The used car market has grown almost without exception every year since 2002 and new car dealers are making impressive investments in that space — finance, service, and warranties remain fertile ground for dealers chasing revenues. Other lines of business provide positive cash flow too. In fact, total retail revenues in the automotive sector have grown from $69 billion to $85 billion over the past decade.
Though inflation will account for a lot of this, real growth has taken place even though average new car prices are essentially the same as they were the last time that record was set.
MORE DRIVERS TODAY
And not only are there more Canadians than there were in 2002, more of them are driving. Between 1990 and 2000, the ownership rate — the number of vehicles on the road as a ratio of the driving-age population – grew by precisely zero per cent. Since then, it’s jumped more than eight percentage points to almost 80 per cent, only coming down a little bit in the recession years. Though today’s product quality means that consumers differentiate less than they once did between new and nearly-new vehicles, higher ownership rates (to a point) are a positive development: most people, once they own a vehicle, will not soon go back to not owning one. We won’t be getting to the recent American ownership rate of 101 per cent (more cars than people that can drive them) any time soon, but the fact that the ratio has inched up consistently over the past decade after a long period of flat-lining is a positive development for the industry.
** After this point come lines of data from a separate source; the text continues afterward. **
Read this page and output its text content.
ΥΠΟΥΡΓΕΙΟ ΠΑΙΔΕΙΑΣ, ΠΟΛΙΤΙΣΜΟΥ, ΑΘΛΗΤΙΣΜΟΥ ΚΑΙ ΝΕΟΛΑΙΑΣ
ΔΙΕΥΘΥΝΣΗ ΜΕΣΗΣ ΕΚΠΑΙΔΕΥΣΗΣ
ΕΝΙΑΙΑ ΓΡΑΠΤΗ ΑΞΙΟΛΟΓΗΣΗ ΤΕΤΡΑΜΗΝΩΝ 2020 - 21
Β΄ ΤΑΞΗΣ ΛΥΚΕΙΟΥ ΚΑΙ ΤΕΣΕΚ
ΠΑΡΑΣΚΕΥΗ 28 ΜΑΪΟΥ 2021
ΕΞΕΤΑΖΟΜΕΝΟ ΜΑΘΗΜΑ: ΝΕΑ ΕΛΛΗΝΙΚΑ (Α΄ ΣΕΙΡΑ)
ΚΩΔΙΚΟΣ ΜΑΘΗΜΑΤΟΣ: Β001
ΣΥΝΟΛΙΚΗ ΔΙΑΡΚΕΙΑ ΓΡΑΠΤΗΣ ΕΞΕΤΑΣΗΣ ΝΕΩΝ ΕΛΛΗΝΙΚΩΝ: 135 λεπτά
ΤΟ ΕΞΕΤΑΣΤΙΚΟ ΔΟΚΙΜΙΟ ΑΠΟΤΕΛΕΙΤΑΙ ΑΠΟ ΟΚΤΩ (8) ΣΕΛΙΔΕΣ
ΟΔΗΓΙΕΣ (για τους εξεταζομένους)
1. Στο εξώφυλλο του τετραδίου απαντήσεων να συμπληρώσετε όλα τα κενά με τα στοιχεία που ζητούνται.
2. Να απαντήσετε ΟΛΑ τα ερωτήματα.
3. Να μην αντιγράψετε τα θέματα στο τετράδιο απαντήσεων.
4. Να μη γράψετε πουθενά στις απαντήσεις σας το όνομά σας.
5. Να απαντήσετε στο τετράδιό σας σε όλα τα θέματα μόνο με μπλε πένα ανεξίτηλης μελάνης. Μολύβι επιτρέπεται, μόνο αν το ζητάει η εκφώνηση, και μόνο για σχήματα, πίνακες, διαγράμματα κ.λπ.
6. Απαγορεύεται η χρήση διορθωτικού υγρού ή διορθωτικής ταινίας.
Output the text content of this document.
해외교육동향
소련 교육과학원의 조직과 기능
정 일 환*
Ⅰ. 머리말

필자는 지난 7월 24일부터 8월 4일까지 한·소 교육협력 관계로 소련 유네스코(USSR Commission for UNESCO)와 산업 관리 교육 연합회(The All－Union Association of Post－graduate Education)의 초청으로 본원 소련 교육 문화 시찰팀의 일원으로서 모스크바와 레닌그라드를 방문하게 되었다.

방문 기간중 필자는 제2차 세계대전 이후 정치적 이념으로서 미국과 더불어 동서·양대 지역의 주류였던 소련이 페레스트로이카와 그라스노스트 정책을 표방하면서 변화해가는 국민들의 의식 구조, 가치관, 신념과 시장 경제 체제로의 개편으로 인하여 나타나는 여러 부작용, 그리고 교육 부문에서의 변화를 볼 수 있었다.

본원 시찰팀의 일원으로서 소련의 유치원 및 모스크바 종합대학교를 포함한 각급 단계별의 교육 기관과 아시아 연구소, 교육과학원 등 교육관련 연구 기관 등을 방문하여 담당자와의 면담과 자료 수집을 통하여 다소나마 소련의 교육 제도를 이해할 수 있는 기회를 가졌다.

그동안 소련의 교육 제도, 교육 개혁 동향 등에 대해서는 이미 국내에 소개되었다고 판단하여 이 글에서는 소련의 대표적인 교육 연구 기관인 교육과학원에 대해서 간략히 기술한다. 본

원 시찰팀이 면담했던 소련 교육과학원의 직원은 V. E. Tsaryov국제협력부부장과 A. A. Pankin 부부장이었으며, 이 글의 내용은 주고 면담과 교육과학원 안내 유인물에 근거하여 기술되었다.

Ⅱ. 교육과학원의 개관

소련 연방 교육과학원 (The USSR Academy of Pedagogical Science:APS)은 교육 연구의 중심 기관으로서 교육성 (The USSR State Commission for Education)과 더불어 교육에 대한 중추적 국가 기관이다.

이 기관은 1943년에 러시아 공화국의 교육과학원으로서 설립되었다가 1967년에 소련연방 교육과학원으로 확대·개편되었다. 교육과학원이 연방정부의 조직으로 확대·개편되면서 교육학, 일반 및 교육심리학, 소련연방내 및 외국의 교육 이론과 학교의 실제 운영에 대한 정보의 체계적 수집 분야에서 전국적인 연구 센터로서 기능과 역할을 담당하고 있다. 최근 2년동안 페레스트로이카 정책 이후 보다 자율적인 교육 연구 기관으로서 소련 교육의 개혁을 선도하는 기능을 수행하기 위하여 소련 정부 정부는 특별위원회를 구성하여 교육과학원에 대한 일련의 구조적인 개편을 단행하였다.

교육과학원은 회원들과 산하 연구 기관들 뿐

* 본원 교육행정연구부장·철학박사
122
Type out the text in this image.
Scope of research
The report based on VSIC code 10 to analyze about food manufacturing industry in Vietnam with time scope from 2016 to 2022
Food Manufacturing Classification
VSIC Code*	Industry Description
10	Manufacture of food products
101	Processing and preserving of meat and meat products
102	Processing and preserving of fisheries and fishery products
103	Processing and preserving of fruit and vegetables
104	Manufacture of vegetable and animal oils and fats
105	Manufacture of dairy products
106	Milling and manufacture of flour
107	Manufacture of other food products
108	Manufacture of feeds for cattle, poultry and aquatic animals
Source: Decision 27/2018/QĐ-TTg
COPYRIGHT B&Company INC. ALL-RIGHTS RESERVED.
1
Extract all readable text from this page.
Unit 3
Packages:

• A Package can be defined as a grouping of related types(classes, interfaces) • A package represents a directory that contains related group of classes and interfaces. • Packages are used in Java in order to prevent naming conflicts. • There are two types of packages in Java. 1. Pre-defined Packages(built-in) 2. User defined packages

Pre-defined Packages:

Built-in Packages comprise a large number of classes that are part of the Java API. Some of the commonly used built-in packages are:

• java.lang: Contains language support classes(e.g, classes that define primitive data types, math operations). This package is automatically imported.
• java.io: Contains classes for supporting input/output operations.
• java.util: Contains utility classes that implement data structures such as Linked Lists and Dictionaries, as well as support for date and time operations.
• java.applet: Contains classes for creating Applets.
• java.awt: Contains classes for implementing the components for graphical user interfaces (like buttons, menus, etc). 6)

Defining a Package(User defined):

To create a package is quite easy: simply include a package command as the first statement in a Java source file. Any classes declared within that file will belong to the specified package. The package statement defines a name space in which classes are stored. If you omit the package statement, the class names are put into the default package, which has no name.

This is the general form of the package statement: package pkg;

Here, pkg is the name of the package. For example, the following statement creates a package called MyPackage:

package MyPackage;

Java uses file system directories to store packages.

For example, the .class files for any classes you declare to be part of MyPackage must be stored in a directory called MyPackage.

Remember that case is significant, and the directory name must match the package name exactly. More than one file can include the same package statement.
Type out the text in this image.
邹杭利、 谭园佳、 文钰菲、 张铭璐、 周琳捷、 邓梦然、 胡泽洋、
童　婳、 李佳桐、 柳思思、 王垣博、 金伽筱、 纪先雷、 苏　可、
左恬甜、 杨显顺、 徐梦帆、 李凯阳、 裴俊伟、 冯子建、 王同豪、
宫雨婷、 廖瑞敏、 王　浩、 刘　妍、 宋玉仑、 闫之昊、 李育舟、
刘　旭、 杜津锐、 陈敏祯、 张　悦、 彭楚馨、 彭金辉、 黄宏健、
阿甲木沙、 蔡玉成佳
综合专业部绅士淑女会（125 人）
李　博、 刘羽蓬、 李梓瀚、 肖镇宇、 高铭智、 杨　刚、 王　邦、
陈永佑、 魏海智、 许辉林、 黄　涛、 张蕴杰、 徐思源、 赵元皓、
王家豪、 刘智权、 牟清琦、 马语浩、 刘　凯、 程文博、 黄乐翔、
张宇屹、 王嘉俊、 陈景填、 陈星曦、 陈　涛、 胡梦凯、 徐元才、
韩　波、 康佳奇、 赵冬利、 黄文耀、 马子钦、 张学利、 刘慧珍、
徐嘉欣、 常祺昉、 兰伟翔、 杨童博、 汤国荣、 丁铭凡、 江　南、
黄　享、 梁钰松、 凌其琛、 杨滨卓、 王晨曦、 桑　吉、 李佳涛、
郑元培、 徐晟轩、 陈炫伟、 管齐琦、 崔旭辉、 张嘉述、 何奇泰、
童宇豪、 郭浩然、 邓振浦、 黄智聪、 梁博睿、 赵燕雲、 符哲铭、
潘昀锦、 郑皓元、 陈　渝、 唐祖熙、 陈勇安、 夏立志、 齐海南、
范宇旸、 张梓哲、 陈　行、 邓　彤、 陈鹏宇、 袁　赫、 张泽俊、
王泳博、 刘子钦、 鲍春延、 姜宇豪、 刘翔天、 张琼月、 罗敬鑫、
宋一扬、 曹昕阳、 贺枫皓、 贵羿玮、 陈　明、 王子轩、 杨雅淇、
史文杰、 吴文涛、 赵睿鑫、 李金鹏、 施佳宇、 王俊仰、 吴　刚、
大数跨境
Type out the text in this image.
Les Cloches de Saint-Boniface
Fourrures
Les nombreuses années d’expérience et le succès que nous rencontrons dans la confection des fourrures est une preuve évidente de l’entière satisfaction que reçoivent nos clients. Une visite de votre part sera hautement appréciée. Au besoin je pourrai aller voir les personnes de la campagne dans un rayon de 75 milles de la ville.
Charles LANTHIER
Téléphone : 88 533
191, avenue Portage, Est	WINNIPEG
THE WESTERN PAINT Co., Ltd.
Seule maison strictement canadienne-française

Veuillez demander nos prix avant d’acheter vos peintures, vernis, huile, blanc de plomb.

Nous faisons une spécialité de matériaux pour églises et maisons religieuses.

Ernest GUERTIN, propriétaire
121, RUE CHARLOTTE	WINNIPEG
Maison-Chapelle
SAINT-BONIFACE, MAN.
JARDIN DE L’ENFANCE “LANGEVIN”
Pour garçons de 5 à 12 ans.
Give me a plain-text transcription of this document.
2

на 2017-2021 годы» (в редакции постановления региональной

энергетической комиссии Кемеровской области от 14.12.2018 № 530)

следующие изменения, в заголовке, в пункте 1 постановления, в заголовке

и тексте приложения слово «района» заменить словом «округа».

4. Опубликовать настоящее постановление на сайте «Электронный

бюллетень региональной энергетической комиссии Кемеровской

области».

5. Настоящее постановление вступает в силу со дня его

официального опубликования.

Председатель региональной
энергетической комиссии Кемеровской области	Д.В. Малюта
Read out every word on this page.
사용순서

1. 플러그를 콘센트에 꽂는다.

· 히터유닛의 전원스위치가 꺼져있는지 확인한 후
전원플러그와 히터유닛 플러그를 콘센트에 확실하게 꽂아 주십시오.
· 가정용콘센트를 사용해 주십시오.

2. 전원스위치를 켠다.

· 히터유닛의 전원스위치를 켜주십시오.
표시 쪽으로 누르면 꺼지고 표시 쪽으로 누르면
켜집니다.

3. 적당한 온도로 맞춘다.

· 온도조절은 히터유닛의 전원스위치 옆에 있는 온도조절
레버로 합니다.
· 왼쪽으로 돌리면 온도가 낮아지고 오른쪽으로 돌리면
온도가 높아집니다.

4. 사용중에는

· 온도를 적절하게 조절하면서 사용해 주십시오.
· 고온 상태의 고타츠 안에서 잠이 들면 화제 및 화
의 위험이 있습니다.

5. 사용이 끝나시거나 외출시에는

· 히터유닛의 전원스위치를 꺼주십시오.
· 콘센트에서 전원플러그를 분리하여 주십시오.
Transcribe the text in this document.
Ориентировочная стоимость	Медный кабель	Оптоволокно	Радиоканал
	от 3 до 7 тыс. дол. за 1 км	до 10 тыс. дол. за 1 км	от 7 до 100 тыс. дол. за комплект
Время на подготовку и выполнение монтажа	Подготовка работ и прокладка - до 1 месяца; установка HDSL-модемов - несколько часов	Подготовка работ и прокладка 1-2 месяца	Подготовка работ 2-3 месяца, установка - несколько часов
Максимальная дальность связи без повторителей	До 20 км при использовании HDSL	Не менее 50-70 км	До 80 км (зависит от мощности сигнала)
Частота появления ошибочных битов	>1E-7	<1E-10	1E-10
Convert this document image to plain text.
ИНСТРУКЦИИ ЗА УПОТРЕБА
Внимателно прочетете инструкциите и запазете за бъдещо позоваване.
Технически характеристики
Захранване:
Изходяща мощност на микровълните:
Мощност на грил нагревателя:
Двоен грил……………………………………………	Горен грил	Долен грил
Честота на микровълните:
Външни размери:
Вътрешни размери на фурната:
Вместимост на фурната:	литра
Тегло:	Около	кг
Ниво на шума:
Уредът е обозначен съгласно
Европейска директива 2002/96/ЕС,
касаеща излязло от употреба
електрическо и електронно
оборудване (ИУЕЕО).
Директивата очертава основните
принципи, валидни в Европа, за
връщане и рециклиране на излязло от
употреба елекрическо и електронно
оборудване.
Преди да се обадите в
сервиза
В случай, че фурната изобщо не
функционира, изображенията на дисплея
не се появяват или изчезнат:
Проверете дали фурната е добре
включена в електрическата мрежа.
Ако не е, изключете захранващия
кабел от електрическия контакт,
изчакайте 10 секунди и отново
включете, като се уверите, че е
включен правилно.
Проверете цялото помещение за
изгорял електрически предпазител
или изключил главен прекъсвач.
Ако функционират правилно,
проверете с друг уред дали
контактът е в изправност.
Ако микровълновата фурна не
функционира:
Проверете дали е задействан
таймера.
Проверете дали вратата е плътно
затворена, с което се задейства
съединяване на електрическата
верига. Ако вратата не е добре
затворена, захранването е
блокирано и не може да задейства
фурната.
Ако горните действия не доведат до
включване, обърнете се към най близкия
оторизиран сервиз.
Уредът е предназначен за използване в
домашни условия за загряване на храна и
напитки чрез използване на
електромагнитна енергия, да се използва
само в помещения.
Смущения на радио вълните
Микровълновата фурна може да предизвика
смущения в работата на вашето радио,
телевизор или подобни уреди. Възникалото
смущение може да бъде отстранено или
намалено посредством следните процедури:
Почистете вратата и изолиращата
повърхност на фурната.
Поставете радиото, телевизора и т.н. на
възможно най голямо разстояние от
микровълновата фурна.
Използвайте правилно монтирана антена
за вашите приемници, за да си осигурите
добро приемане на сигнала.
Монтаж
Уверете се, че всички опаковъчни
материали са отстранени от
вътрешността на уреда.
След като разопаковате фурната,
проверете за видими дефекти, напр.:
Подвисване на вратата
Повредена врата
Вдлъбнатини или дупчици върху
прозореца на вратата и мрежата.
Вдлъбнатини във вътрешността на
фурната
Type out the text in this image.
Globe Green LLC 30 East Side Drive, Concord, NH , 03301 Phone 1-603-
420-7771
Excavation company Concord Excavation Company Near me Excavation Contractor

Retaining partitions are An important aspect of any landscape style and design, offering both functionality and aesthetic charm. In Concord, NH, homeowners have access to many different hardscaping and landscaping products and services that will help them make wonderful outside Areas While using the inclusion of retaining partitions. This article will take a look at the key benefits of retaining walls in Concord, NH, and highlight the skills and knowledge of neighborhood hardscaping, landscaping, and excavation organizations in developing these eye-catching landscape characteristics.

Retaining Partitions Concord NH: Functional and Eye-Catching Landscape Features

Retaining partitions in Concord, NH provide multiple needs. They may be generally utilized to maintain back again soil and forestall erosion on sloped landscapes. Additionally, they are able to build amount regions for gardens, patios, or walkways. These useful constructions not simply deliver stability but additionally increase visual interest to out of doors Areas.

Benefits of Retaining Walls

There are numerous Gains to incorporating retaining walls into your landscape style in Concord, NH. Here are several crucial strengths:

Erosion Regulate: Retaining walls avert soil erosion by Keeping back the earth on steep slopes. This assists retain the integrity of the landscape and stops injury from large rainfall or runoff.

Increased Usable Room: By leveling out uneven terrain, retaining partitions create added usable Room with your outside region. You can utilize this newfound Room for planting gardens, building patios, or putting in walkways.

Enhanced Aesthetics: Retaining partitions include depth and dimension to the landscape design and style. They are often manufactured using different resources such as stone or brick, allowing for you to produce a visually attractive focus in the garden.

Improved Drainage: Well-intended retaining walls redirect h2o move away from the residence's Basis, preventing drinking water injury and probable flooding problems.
Any time a sales record is set it is good news. It’s good news for the individual salesperson, the dealership, dealer group, province or country as a whole. That it took us 11 years to get back to 2002 levels speaks to the immense challenges we’ve faced in the interim, many of which still face the economy at large and the auto industry in particular. So pop the sparkling wine, but perhaps not the Champagne, and toast a new Canadian new vehicle sales record for 2013.